Running Encoder and Decoder model separately

ggerganov / whisper.cpp

Port of OpenAI's Whisper model in C/C++

MIT License

34.24k stars 3.47k forks source link

Running Encoder and Decoder model separately #1801

Open rojinbakhti opened 7 months ago

rojinbakhti commented 7 months ago

Hi, Can I use the API's to convert and run my whisper encoder and decoder models separately? If yes, how do I do this?

bobqianic commented 7 months ago

Yes, that's possible. However, you can't run the encoder with a small model and then switch to using a large model for the decoder. This is because the dimensions of the cross-attention tensors won't be compatible between the two different model sizes.

https://github.com/ggerganov/whisper.cpp/blob/1cf679dec4eca99aeaed4fe09a8092803bdecfc1/whisper.h#L259-L293

rojinbakhti commented 7 months ago

Thanks for the reply, If I have my encoder output (encoder hidden states) values in a float array, let's say from running the encoder part using tensorflow api's, is there a way to feed it into the whisper_decode? (ie calling whisper_decode wihout calling whisper_encode first, assuming I have the encoder output + tokens I want to feed the decoder beforehand).

rojinbakhti commented 7 months ago

@bobqianic Hi, have you had a chance to look at this question? Thanks.

rojinbakhti commented 7 months ago

@ggerganov

bobqianic commented 7 months ago

@bobqianic Hi, have you had a chance to look at this question? Thanks.

You'll need to manually modify wstate.kv_cross.

Essentially, this portion of the encoder's code is designed to directly copy the intermediate tensors Kcross and Vcross into wstate.kv_cross.k and wstate.kv_cross.v. Otherwise, the intermediate tensor would be overwritten during subsequent executions.

https://github.com/ggerganov/whisper.cpp/blob/7a74e929c842489010f641156f2a5ac733b17016/whisper.cpp#L2099-L2108

In this section of the decoder's code, wstate.kv_cross.k and wstate.kv_cross.v are used.

https://github.com/ggerganov/whisper.cpp/blob/7a74e929c842489010f641156f2a5ac733b17016/whisper.cpp#L2411-L2434

bobqianic commented 7 months ago

whisper_init_from_file_with_params() -> whisper_init_state() -> modify state -> whisper_decode_with_state()

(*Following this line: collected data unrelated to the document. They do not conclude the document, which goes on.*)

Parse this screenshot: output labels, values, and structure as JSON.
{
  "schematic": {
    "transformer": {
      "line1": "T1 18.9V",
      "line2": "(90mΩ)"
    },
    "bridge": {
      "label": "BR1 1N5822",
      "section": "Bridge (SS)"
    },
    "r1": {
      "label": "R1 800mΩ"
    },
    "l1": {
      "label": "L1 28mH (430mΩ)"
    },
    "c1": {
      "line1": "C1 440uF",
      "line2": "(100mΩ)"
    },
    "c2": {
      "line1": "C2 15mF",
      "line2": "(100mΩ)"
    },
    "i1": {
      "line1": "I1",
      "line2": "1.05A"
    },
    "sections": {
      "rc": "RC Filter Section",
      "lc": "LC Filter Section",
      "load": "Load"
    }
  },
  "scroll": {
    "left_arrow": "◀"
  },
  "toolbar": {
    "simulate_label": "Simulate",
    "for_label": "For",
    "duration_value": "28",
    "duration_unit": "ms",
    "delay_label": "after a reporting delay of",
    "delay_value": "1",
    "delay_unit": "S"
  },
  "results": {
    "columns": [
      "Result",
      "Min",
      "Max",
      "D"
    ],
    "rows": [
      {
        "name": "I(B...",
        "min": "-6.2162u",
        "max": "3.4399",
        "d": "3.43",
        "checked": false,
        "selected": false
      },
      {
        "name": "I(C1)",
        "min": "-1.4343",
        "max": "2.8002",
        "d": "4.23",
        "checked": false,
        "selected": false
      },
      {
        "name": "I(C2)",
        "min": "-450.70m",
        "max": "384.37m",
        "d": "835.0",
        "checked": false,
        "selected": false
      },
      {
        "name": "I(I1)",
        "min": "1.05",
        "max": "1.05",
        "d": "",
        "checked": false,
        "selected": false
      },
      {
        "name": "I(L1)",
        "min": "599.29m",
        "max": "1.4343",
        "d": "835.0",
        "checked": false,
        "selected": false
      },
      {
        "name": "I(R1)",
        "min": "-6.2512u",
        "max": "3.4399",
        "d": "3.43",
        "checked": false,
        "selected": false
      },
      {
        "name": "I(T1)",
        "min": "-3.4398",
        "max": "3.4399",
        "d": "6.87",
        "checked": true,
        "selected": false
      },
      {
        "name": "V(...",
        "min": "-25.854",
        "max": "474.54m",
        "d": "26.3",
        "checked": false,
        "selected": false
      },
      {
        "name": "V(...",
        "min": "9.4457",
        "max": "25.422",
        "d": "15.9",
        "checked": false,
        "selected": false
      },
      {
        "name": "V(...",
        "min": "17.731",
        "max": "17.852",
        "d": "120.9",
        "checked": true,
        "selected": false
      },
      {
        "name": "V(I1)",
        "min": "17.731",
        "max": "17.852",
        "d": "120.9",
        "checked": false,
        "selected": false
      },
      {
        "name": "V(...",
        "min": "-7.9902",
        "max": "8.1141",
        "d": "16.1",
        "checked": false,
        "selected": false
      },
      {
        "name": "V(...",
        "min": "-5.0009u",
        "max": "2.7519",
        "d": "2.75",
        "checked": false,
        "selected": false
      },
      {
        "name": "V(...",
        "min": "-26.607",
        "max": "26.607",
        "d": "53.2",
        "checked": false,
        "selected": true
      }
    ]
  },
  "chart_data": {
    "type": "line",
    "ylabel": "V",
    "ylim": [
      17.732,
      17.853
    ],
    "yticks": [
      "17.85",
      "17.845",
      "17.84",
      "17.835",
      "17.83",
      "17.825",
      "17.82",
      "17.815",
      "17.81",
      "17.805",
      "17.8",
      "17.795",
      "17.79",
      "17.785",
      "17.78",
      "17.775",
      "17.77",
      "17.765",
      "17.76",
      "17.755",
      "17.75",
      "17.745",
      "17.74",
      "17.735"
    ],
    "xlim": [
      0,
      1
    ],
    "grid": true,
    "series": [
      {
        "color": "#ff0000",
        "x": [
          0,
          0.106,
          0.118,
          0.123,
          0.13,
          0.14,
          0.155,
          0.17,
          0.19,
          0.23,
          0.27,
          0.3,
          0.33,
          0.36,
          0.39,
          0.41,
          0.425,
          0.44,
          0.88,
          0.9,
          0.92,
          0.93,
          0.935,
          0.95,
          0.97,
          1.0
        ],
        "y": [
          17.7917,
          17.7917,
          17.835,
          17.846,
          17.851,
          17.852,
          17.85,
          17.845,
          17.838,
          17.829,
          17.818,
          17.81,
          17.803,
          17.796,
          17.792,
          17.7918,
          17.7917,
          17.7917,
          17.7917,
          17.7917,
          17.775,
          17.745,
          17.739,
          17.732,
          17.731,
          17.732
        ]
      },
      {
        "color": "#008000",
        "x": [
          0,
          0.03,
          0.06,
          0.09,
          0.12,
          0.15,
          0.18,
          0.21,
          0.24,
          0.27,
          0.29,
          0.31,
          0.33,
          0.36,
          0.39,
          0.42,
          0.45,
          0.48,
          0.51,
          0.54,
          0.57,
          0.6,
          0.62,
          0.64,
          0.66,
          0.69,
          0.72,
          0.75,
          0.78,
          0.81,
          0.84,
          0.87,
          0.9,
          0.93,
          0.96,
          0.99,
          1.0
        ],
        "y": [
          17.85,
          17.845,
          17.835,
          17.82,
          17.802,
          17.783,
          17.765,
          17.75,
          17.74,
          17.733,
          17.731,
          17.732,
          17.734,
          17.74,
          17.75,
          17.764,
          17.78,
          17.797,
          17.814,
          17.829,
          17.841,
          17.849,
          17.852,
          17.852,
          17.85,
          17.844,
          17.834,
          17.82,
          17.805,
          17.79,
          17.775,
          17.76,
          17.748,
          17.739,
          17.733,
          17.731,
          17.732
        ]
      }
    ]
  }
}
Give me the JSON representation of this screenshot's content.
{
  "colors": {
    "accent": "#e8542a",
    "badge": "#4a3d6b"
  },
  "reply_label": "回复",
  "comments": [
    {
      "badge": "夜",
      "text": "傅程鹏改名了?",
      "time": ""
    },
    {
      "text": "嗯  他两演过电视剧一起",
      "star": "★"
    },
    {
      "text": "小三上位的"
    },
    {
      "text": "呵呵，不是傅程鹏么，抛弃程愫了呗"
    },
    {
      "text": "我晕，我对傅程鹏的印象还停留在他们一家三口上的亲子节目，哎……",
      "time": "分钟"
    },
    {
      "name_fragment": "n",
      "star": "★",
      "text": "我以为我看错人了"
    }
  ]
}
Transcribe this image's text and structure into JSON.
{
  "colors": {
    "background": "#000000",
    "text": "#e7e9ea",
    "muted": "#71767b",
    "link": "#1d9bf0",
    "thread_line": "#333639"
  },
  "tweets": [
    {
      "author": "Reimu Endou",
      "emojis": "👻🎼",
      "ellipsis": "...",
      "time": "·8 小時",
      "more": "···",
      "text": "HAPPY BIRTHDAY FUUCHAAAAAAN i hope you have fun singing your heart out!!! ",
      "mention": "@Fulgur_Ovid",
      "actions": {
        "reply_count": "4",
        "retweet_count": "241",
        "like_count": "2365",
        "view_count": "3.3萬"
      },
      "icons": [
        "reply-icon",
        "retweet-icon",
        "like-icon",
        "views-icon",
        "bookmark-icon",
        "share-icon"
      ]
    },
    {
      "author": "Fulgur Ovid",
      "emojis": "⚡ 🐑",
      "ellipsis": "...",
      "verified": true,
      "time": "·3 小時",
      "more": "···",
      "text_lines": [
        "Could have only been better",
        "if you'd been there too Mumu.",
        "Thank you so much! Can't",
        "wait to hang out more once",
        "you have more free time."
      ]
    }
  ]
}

ggerganov commented 7 months ago

@rojinbakhti As @bobqianic correctly explained, it's not possible because the cross-attention KV cache will not be populated if you feed the encoder output directly to the whisper_decode(). One option to make this possible is to expose a whisper_cross() API that precomputes cross-attention cache. It shouldn't be a difficult change, but I'm not sure if I'll be able to take a look soon. Hopefully someone from the community can give it a try

Otherwise, the intermediate tensor would be overwritten during subsequent executions.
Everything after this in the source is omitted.